Monde

En finir avec la dépendance envers les pays du Nord

Forum social mondial

Céline Tabou / 10 février 2011

Cette semaine, le lieu où il faut absolument se trouver est Dakar, qui accueille jusqu’au 11 février le Forum social mondial. De hauts responsables politiques de la gauche internationale sont présents, et en France, c’est Martine Aubry du PS qui y est allée.

Alternative au Forum économique mondial de Davos, le Forum social mondial réunit des milliers de participants et est à l’opposé du « business as usual ». Le social et l’être humain sont au cœur des débats, de fait, les organisateurs ont félicité la présence de « tous ceux qui s’opposent aux valeurs du néolibéralisme que défendent les institutions internationales, les multinationales, et même certains gouvernements ».

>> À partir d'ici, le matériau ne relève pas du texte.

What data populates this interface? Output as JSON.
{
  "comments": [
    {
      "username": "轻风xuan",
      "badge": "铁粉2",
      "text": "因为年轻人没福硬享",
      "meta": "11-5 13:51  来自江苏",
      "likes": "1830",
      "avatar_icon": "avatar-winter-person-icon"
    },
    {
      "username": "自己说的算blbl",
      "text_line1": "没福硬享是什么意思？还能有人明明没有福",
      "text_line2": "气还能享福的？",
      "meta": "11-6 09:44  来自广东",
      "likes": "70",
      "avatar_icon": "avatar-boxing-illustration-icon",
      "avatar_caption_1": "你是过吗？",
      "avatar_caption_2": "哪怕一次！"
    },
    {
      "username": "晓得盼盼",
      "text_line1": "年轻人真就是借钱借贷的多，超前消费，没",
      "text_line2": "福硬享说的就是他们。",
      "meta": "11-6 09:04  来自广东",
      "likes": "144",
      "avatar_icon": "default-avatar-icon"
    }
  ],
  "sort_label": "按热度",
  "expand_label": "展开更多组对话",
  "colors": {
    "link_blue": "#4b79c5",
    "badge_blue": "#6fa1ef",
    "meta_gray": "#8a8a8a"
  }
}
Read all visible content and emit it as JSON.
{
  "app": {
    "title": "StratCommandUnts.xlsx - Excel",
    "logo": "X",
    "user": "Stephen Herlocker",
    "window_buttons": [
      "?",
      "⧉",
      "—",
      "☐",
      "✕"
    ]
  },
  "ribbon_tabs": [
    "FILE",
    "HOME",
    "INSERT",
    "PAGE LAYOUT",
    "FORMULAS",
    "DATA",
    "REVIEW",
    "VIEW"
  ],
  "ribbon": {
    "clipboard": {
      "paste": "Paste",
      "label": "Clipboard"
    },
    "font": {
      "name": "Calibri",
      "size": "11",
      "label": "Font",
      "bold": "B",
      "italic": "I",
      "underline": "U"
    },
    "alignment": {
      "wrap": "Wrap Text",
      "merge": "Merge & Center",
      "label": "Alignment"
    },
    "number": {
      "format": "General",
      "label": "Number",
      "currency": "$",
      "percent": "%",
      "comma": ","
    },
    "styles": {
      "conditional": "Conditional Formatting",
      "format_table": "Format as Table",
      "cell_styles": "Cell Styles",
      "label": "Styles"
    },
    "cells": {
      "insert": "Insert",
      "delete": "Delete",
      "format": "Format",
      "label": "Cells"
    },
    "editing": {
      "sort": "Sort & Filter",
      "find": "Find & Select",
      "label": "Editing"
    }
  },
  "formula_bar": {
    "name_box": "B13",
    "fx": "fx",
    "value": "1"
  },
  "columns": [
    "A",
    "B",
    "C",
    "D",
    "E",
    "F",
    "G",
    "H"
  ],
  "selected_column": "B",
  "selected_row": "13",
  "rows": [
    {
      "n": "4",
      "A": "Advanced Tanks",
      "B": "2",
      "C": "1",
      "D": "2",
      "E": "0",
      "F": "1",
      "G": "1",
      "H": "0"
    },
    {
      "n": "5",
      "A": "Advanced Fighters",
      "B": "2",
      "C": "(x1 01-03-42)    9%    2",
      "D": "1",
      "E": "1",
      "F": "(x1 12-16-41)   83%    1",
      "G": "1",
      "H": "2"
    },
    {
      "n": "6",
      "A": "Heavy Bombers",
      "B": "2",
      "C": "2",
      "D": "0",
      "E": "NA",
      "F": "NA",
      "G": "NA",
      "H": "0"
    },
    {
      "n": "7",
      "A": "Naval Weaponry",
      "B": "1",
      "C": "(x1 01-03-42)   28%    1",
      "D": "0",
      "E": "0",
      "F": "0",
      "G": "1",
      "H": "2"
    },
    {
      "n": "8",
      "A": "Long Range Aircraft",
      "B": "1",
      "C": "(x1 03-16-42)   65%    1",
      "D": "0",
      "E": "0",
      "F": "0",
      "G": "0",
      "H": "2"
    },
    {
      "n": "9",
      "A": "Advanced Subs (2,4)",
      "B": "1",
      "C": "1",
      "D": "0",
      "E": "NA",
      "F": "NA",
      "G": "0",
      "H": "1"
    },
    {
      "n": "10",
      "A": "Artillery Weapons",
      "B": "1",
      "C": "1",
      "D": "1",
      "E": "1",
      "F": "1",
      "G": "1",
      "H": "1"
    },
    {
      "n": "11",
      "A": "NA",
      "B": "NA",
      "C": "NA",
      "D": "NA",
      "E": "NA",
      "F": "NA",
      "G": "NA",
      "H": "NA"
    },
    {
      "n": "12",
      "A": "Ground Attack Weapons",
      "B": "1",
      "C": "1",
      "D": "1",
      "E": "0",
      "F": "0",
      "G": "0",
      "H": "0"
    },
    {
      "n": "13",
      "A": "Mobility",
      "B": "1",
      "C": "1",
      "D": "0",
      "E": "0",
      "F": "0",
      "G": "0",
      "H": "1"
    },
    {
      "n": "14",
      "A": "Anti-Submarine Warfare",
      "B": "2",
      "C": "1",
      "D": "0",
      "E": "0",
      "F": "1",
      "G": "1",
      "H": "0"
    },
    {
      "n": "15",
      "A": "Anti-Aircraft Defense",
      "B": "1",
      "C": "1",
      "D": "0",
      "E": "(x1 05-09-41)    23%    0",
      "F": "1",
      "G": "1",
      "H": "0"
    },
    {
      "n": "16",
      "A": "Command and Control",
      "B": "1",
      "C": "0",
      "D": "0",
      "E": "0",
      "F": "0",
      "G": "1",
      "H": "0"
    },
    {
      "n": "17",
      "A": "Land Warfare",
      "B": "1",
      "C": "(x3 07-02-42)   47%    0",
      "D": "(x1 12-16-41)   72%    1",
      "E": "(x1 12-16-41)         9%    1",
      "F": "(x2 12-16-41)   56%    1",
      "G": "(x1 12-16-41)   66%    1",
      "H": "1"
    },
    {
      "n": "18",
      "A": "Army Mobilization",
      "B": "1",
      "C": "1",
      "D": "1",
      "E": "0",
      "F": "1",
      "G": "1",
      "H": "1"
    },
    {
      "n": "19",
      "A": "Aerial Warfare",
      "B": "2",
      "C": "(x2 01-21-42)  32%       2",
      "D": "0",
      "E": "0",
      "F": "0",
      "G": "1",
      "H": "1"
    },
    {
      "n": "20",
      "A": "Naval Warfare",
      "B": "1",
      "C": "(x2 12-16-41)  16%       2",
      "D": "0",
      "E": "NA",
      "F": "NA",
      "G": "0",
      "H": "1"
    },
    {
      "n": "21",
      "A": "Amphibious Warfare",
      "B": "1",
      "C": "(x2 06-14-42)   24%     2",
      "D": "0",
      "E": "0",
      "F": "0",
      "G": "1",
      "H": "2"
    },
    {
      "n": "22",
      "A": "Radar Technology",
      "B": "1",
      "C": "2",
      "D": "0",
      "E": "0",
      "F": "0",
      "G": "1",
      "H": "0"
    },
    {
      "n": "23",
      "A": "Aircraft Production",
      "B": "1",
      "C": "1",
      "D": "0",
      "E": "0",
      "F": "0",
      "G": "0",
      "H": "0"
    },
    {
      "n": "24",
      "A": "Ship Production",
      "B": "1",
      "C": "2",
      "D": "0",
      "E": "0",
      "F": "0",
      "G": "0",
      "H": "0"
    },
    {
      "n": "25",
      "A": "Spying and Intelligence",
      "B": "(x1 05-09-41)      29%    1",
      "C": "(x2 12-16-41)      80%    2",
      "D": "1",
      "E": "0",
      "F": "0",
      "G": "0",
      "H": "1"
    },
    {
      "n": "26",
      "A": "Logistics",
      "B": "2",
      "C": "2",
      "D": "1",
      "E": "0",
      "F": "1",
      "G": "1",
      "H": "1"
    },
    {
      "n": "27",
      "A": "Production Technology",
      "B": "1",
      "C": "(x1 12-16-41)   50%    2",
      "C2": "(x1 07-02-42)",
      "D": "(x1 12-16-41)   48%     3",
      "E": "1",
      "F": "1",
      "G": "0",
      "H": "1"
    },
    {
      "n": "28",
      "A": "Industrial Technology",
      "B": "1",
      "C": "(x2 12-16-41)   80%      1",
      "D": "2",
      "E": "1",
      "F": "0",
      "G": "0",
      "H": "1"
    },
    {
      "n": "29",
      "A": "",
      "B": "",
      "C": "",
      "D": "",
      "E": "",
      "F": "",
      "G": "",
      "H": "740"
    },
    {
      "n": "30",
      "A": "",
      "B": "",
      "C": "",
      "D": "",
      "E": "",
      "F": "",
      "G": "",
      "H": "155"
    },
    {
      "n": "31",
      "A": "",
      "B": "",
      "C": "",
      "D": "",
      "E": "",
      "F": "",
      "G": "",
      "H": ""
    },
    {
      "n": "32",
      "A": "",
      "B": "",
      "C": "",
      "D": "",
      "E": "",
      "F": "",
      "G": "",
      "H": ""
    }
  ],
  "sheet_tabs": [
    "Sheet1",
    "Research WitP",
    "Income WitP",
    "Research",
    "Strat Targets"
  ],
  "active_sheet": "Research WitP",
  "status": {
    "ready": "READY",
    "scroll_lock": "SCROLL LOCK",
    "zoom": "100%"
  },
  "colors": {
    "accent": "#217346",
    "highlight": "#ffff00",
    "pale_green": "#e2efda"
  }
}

« L’Afrique a besoin d’émancipation »

Firoze Manji, éditeur du site pambazuka.org, critique vivement « l’industrie de l’aide, qui entrave la réappropriation par les Africains de leur continent, gangrené par la corruption et le pillage des richesses », a révélé le site d’information alternative Basta !

Embourbés dans le surendettement, les pays dits « en voie de développement » ont droit à des aides au développement qui ne résolvent en rien les problèmes de fond. Selon le Comité pour l’annulation de la dette du tiers-monde (CADTM), « les pays en développement ont remboursé l’équivalent de 102 fois ce qu’ils devaient en 1970, mais entre temps, leur dette a été multipliée par 48 ». En 1970, les pays en développement avaient une dette de 70 milliards de dollars, en 2007, celle-ci est passée à 3.360 milliards de dollars. Cette situation entraîne une dépendance vis-à-vis des créanciers et déstructure l’économie de nombreux pays.

Comme l’a expliqué Firoze Manji, « nous ne pouvons pas dépendre des autres. Les fermiers, les ouvriers doivent être capables de s’organiser. Quand on regarde l’extraordinaire étendue des richesses en Afrique, l’un des continents les plus riches du monde, pourquoi est-ce celui qui abrite la population la plus pauvre ? Notre rôle, en tant que membres de la société civile qui ont bénéficié du privilège de recevoir une éducation, est de combattre cette situation ».

« Une nouvelle forme de colonialisme »

« Nous traitons avec un système impérialiste, une nouvelle forme de colonialisme. Ces vingt dernières années, nous faisons face à un changement majeur : la financiarisation du capitalisme. Personne ne peut plus rien faire sans capital. La finance contrôle tous les secteurs de la société », a interpellé Firoze Manji. Aujourd’hui, les pays africains appellent à l’autodétermination des peuples, mais aussi à la possibilité de s’émanciper financièrement, afin de construire un projet de développement durable et propre aux spécificités africaines.

Sur le plan économique, la Chine est considérée comme une autre alternative aux échanges commerciaux, auparavant dominés par le FMI, les États-Unis et l’Europe. Aujourd’hui, les dirigeants africains désirent commercer librement, sans devoir dépendre des décisions du FMI ou de la Banque mondiale.

Céline Tabou


Les Marocains attaquent les Sahraouis

Le quotidien algérien “El Watan” révèle les propos tenus par les Marocains lors de leur « expédition punitive » contre les militants sahraouis qui témoignent des exactions perpétrées par les Marocains. Certains Marocains « masqués » ont vociféré « Sahara maghribia ! » (Sahara Marocain !). Mardi 8 février, plusieurs dizaines d’individus se faisant passer pour des journalistes « ont pris d’assaut l’enceinte devant accueillir les témoignages de la femme sahraouie. Tels des forcenés, ces personnes ont usé de leurs pieds et de leurs poings pour accéder à la salle et tenter d’empêcher la tenue de la conférence », a révélé le correspondant d’“El Watan”. Désireux de faire taire les Sahraouis, les Marocains interviennent dans toutes les conférences internationales dans lesquelles le peuple du Sahara occidental témoigne des persécutions perpétrées par les forces de l’ordre marocaines, comme ce fut le cas lors du Festival mondial de la jeunesse et des étudiants, où les envoyés du gouvernement marocain font usage de la violence pour annuler les débats.